Phil Maton has been mentioned as a person of interest for weeks now by both Katie Woo and Derrick Goold. The former Astro reliever will turn thirty-one in March, and parts of seven seasons with the San Diego Padres, Cleveland Guardians, and Houston Astros.

In addition to his reasonable price tag, Maton has been mentioned as a possible signee due to his playoff experience. Across three different postseasons, Maton has pitched 21.2 innings with a 0.83 ERA and twenty-two strikeouts. Maton is also a "local" player, something management has been seeing as a bonus with free agents this offseason.

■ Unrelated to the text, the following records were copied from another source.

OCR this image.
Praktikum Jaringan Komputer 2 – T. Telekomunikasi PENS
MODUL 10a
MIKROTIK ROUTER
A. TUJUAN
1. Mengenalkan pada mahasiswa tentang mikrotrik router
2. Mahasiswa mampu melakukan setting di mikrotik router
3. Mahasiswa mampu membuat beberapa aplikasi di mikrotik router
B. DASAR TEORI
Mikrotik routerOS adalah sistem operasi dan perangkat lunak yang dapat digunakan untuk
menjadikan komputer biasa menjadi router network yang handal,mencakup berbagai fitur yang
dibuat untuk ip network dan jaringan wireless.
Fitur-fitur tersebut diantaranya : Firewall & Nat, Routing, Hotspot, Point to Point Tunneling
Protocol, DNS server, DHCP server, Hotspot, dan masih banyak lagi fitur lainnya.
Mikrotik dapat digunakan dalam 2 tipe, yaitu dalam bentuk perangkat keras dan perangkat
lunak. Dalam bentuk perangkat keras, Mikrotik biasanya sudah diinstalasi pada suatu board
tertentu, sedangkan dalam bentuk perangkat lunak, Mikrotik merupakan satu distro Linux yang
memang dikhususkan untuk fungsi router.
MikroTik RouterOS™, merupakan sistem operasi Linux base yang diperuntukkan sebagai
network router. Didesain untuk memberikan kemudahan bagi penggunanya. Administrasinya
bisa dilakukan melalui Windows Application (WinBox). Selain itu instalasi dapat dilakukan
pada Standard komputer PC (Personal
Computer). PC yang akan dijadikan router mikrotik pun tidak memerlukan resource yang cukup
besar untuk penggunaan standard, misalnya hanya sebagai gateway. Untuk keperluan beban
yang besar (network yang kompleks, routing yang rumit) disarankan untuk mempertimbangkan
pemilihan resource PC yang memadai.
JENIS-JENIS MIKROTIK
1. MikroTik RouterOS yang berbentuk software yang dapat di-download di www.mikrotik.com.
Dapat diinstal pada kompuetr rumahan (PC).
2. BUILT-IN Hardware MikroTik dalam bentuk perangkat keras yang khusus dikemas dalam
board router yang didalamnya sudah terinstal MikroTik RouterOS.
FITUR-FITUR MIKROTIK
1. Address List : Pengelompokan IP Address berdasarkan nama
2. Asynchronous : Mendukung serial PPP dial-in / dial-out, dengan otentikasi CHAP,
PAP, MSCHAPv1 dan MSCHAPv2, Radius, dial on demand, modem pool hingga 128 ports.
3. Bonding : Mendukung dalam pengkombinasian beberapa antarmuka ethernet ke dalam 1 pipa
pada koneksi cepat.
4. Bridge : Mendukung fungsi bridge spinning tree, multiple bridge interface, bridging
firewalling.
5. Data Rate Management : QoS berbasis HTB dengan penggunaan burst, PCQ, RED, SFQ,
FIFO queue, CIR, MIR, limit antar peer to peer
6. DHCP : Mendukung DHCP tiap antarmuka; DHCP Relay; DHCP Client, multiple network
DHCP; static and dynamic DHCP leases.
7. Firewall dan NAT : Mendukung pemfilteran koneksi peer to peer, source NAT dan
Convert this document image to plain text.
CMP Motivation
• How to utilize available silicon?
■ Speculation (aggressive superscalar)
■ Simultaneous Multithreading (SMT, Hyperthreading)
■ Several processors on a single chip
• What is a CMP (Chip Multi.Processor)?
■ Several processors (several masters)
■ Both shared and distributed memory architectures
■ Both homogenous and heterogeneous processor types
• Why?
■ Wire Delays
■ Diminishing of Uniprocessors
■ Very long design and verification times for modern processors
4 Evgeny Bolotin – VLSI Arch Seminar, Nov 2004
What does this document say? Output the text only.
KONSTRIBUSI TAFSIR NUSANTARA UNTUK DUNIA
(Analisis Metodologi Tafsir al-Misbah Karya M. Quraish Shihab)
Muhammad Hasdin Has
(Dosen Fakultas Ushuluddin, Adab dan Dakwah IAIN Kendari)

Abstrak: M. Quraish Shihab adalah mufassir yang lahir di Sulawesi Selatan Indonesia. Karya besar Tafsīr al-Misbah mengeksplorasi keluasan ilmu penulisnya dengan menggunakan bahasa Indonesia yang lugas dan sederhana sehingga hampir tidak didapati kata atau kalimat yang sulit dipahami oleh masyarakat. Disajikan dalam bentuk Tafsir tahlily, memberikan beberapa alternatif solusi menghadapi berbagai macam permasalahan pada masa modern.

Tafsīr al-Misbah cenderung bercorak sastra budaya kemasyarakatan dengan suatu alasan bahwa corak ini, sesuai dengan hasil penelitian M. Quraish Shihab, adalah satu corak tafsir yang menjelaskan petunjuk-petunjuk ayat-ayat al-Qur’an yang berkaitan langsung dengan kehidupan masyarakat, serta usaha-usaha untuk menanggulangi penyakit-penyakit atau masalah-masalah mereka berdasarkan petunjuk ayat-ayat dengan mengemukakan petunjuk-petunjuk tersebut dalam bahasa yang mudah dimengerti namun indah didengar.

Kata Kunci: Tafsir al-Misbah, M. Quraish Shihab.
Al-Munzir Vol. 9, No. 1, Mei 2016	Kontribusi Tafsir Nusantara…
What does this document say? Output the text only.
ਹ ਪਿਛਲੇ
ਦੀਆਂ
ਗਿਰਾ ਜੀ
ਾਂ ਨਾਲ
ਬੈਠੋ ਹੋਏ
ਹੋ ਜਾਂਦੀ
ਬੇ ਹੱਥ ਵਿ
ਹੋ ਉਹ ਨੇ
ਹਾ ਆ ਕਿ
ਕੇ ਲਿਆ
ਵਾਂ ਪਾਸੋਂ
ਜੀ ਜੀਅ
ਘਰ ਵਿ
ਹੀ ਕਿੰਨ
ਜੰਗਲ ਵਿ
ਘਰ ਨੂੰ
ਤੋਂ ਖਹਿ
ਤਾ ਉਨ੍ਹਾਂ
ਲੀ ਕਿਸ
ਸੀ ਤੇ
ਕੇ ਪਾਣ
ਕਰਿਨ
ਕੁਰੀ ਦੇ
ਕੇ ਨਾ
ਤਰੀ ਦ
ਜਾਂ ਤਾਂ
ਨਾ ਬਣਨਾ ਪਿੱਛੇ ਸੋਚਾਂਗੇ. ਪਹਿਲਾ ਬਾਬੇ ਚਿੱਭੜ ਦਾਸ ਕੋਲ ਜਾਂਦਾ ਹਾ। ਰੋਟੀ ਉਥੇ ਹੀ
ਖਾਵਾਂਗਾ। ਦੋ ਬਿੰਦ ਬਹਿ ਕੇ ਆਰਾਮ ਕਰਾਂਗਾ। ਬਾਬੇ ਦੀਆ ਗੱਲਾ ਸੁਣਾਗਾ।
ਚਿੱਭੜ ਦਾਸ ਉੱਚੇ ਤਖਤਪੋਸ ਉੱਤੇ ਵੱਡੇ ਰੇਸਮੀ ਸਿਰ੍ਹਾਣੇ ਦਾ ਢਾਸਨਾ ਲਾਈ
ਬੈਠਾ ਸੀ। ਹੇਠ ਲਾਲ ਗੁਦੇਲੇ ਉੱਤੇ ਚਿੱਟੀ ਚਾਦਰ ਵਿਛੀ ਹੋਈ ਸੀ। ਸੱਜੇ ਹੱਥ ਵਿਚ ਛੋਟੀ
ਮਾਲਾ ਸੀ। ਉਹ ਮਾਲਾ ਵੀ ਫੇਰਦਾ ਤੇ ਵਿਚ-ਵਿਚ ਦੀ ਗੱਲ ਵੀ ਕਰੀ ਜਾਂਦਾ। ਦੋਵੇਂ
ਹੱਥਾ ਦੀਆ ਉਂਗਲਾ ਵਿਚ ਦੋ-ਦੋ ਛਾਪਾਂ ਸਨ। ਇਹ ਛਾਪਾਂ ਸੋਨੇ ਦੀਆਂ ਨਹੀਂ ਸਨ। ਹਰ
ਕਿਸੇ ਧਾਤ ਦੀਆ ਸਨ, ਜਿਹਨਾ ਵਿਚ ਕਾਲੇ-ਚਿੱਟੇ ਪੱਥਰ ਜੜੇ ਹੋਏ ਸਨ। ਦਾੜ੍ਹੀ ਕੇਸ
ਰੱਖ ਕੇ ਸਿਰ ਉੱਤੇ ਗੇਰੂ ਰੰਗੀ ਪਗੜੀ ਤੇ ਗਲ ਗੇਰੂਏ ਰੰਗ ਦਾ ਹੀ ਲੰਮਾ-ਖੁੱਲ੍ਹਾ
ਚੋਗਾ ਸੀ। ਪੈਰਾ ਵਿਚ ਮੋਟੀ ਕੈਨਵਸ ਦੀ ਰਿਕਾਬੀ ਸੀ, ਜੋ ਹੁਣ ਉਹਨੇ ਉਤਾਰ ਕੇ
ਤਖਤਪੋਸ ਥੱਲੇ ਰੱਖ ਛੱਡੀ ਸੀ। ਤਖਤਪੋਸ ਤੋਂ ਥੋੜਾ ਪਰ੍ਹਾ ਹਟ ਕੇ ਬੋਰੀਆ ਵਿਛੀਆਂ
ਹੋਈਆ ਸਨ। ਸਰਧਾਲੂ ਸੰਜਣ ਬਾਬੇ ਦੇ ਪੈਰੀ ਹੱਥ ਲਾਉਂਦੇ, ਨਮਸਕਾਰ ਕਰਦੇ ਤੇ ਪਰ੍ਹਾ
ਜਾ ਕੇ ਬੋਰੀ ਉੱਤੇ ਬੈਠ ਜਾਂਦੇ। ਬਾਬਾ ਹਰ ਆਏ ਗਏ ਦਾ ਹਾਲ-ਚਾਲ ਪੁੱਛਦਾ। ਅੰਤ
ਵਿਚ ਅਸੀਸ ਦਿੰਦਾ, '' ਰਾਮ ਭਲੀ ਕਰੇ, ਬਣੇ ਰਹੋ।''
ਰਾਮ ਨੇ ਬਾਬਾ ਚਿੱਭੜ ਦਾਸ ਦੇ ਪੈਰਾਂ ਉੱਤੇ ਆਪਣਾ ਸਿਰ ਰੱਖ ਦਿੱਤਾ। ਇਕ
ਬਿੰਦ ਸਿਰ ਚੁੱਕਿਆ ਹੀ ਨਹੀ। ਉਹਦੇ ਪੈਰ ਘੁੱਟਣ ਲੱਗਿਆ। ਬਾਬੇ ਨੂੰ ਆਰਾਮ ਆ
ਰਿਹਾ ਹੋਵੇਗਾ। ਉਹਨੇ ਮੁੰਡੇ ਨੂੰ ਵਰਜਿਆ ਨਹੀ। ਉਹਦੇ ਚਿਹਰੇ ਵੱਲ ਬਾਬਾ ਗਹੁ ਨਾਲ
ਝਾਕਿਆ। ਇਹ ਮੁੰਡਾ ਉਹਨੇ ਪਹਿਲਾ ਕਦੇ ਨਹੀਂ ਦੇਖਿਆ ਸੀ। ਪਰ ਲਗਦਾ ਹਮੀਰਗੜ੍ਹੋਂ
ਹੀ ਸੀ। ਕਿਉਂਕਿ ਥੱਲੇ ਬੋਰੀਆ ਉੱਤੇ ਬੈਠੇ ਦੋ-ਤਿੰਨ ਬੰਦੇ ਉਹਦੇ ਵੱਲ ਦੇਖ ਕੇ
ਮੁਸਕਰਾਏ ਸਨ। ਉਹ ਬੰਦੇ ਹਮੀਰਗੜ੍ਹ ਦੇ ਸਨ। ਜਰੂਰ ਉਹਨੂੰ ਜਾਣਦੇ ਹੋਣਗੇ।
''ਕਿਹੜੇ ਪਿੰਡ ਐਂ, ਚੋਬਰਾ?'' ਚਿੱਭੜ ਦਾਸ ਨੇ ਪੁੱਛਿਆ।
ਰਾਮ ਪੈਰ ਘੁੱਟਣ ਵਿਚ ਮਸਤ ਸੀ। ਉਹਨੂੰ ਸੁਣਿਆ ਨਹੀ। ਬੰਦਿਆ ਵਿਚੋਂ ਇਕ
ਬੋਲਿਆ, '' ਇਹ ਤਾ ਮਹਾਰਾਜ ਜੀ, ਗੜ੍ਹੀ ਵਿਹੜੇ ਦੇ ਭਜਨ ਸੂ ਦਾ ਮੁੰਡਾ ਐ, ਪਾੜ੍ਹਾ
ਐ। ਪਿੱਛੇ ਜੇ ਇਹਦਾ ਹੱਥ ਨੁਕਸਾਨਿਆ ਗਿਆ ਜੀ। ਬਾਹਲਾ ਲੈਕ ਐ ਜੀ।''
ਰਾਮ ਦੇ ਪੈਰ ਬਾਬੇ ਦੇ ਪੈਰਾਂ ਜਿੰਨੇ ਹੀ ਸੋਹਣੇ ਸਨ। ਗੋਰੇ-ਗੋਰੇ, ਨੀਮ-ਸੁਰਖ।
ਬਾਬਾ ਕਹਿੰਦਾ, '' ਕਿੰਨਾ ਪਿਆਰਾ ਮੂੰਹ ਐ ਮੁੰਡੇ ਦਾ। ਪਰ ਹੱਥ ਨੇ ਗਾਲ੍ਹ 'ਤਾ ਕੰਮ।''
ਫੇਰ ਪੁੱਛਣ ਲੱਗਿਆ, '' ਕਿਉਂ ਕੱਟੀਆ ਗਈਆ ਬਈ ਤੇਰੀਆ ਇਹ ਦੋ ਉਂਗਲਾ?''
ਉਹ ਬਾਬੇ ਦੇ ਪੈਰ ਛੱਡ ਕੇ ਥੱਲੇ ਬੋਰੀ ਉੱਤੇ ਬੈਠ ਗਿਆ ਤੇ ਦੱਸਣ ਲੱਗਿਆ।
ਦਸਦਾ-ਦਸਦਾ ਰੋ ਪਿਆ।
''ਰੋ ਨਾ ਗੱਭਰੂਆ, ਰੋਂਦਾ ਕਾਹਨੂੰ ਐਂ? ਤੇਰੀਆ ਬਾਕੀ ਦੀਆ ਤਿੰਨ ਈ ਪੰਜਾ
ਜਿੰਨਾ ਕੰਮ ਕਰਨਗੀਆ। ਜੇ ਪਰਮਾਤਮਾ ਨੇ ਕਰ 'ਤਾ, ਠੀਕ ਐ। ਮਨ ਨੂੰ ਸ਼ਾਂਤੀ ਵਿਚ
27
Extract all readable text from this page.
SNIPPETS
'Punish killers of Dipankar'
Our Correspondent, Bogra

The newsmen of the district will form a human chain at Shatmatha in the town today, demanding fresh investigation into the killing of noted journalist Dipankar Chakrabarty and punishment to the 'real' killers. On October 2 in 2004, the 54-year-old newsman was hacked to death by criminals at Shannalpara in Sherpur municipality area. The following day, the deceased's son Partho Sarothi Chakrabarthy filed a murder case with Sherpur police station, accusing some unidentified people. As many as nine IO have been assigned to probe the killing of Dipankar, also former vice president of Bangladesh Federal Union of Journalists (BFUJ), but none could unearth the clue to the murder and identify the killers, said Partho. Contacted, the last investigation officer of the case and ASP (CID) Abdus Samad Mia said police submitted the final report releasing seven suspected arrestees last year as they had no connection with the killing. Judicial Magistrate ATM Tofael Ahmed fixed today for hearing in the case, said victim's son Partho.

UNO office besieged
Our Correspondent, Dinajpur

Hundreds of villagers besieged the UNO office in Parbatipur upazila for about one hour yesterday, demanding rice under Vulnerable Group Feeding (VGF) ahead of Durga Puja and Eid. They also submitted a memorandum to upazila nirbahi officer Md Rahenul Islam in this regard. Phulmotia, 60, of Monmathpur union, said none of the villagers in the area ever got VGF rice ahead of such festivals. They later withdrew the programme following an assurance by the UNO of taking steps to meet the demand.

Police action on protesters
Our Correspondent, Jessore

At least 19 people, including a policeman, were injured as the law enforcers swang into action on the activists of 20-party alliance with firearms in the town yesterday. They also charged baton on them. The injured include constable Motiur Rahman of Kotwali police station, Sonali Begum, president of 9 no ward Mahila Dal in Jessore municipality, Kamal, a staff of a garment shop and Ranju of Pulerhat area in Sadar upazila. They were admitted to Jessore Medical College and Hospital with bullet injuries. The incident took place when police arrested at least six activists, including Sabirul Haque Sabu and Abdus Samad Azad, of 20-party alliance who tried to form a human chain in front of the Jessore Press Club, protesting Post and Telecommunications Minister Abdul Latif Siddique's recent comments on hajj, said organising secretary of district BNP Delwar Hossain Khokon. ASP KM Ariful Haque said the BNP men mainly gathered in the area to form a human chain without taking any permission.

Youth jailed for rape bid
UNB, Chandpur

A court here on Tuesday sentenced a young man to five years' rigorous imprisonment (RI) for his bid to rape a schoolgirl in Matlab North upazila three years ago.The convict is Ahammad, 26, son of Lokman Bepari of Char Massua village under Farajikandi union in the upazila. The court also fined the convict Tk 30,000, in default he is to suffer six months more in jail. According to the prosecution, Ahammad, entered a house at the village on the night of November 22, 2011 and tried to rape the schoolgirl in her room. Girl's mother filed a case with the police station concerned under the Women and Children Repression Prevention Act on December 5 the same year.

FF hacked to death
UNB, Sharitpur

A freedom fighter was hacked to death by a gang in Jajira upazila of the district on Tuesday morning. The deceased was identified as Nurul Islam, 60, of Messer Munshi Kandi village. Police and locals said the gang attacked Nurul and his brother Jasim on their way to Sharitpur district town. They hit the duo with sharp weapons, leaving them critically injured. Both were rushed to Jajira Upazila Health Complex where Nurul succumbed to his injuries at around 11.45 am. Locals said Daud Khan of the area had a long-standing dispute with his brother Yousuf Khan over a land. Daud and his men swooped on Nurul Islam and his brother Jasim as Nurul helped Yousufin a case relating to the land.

Maton isn't known much for being a closer (only two saves for his career), but he has good strikeout numbers (27% for his career), and he was exceptional last year in Houston at limiting hits (6.7 per nine innings) and home runs (0.8 per nine innings).

Should the Cardinals sign Phil Maton, he would be able to handle both left-handed and right-handed batters. He wouldn't get many appearances in save opportunities, but he could absolutely be used as a setup man or to hold a lead.

Ryan Brasier

Ryan Brasier was the last reported name as a reliever the Cardinals could potentially sign. Katie Woo mentioned him briefly in her latest mailbag, and Derrick Goold brought up his name in his piece before the weekend. The right-hander out of Weatherford College in Texas turned thirty-six in August, so he is one of the oldest pitchers of this group.

Brasier has spent time everywhere, first in Los Angeles with the Angels, followed by a brief stint with Oakland's AAA team, some time in Japan, then back to North America to play for Boston, and he ended last season with the Dodgers. His career has been volatile, and he has faced many challenges, but he finished the 2023 season strongly.

In 38.2 innings with the Dodgers, Brasier had a microscopic 0.70 ERA, 2.48 FIP, and 0.724 WHIP. That is a complete reversal from his first half with Boston, and The Athletic's Chad Jennings attributes his success to a cutter that was untouchable by batters.

Brasier's age, iffy career, and shaky first half last year should make him affordable on a short-term contract. If his results with Los Angeles are real, St. Louis could snag themselves a strong bullpen arm.